With the shortest shelf-life and often sold unpackaged, fresh lines are arguably the most challenging category in ensuring on-shelf availability. Tackling this challenge is multifaceted and complex, but maintaining on-shelf availability requires stock replenishment systems to calculate the expected freshness of the product in-store so that new stock arrives in to store at the right time. This ‘assumed freshness' metric is fraught with error – caused by customers or e-commerce pickers selecting the freshest product at the back of the shelf, or as every seasoned retailer knows, the constant challenge of ensuring product rotation by stock replenishment colleagues.

As a result of forecasting error, mis-rotation, or lack of freshness checks, there can often be stock that customers are not willing to buy, at least not at the full retail price. One way to respond is to replenish with newer, fresher stock. Another robust response is to reduce the retail price to stoke demand and sell through the aging stock faster. The theory behind what discount to apply to a product varies widely between retailers and geographies. From the day-to-day whim of the colleague, to fixed markdown policies, all the way to optimized prices powered by advanced analytics. These decisions are at the heart of the delicate balance between on-shelf availability and waste. 
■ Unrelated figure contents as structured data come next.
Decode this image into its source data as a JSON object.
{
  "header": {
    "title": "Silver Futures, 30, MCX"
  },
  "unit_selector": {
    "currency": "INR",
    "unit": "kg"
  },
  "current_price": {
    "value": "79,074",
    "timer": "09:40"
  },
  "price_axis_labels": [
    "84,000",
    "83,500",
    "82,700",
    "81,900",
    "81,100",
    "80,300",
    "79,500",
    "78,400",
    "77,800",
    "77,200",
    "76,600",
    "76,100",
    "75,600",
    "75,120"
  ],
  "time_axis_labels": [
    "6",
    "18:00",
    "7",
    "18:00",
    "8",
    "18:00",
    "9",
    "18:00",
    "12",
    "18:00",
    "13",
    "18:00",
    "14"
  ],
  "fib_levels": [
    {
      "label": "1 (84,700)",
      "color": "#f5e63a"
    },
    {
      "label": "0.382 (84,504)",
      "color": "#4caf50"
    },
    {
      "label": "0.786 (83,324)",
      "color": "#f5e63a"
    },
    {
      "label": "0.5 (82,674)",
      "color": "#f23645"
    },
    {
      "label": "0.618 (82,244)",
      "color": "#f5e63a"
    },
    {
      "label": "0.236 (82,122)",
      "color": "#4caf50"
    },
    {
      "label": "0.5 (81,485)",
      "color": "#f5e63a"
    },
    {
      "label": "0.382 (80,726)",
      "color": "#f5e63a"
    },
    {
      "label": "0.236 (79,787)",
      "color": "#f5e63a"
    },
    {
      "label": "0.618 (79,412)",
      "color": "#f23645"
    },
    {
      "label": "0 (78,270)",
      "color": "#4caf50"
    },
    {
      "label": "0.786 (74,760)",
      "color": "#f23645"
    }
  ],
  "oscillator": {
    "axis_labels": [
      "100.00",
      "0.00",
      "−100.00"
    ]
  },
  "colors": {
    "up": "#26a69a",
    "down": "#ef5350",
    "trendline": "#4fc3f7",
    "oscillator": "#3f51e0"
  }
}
An automated solution for on-shelf availability

Retailers can simultaneously maximize revenue and minimize waste, but to do so requires some of the decision-making to be automated and based on thousands of data points. Retailers that do this are developing a competitive advantage over those that rely on more traditional methods. In essence, both can work, but those that embrace operational optimization powered by analytics will win in the long run.